The first is a digital gaming subscription service, while the second is in direct competition with streaming companies such as Netflix, Amazon Prime, and Disney+. Though its subscription estimates aren’t out yet, we’ve seen that Apple TV+ has already attracted millions of users. The service will be free for 12 months for users who purchase an iPad, iPhone, or MacBook.
The gaming and online streaming markets are high-growth areas, and though Apple faces competition from established players, it has plenty of room to grow. Disney’s subscription service, which launched on November 12, has already garnered 10 million subscribers, according to CNBC.
AAPL’s Services segment remains its fastest-growing business and a key driver of its stock performance. Its Services sales rose 18% to $12.51 billion in the September quarter and accounted for 19.5% of total sales. In 2019, its Services sales touched a record of $46 billion, the size of a Fortune 70 company.

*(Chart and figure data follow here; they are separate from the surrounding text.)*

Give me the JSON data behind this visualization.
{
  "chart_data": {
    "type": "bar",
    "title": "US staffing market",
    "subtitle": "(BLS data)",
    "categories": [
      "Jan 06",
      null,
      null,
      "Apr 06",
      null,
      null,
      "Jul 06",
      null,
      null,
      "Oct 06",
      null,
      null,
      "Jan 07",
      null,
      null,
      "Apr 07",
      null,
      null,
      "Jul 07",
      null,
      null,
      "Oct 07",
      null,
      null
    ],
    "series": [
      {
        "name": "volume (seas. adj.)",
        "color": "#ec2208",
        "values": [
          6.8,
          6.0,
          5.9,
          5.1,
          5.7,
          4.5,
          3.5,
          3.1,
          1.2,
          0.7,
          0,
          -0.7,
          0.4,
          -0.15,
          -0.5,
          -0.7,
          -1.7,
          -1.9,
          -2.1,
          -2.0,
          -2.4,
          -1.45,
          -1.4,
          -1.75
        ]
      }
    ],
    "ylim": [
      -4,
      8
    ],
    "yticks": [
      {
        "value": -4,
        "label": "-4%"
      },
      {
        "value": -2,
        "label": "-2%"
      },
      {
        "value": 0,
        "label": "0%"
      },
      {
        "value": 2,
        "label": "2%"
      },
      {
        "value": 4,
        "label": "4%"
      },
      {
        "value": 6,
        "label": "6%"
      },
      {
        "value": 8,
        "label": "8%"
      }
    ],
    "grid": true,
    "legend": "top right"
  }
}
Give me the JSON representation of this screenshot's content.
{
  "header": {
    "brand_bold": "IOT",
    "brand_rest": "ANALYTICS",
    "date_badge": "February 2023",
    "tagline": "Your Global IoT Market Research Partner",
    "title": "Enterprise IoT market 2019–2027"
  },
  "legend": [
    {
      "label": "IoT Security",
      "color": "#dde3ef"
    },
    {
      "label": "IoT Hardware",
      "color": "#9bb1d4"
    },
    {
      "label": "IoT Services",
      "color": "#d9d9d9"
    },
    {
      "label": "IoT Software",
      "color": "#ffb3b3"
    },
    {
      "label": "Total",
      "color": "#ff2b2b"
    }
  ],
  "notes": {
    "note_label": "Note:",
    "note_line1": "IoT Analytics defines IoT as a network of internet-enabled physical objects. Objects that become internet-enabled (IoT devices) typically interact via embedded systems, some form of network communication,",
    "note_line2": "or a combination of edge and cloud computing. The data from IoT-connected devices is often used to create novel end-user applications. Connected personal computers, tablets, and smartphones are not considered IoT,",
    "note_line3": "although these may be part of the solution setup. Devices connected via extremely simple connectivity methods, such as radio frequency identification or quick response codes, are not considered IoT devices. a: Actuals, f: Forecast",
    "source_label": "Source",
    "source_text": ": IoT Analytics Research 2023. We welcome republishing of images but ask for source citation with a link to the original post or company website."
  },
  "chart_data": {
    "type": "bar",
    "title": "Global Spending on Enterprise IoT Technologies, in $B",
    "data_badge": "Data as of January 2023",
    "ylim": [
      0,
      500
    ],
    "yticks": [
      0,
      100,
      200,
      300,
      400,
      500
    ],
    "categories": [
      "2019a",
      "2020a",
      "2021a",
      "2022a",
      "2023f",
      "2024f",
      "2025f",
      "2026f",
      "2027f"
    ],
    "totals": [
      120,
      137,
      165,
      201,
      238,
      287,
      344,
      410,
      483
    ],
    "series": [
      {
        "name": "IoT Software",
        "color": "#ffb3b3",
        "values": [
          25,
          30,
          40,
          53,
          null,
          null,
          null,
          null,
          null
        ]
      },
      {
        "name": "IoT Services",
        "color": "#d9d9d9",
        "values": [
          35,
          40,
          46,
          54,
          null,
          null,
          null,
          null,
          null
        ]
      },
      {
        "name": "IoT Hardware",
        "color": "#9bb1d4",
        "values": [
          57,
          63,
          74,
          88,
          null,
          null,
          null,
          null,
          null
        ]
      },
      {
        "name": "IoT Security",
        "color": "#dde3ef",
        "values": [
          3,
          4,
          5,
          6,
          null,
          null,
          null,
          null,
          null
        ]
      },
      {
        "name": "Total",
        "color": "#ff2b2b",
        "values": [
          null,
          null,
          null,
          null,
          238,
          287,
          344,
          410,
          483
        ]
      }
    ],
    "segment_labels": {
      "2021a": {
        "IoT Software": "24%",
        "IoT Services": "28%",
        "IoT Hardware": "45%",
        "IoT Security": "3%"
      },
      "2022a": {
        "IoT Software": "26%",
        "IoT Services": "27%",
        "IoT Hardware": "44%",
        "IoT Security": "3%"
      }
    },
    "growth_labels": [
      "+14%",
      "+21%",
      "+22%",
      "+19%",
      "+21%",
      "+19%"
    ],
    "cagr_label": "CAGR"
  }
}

What’s next for Apple and investors?
After a sales decline of 1.9% in fiscal 2019, analysts expect Apple’s sales to rise 5.7% to $274 billion in 2020 and 7.8% to $296.51 billion in 2021. Analysts expect the company’s earnings to rise at an annual rate of 9.9% in the next five years—higher than its annual EPS growth of 8.4% in the last five.
The company continues to fire on all cylinders, including in the Wearables and Apple Music verticals. It could sell 100 million AirPods in 2020. It continues to lead the smartwatch space and has managed to double its Apple Pay transactions as well.
There’s a good chance that these businesses will be able to offset a decline in Apple’s hardware products. Is it just a matter of time before Apple stock touches its $300 price target, or will lower iPhone sales result in a sell-off?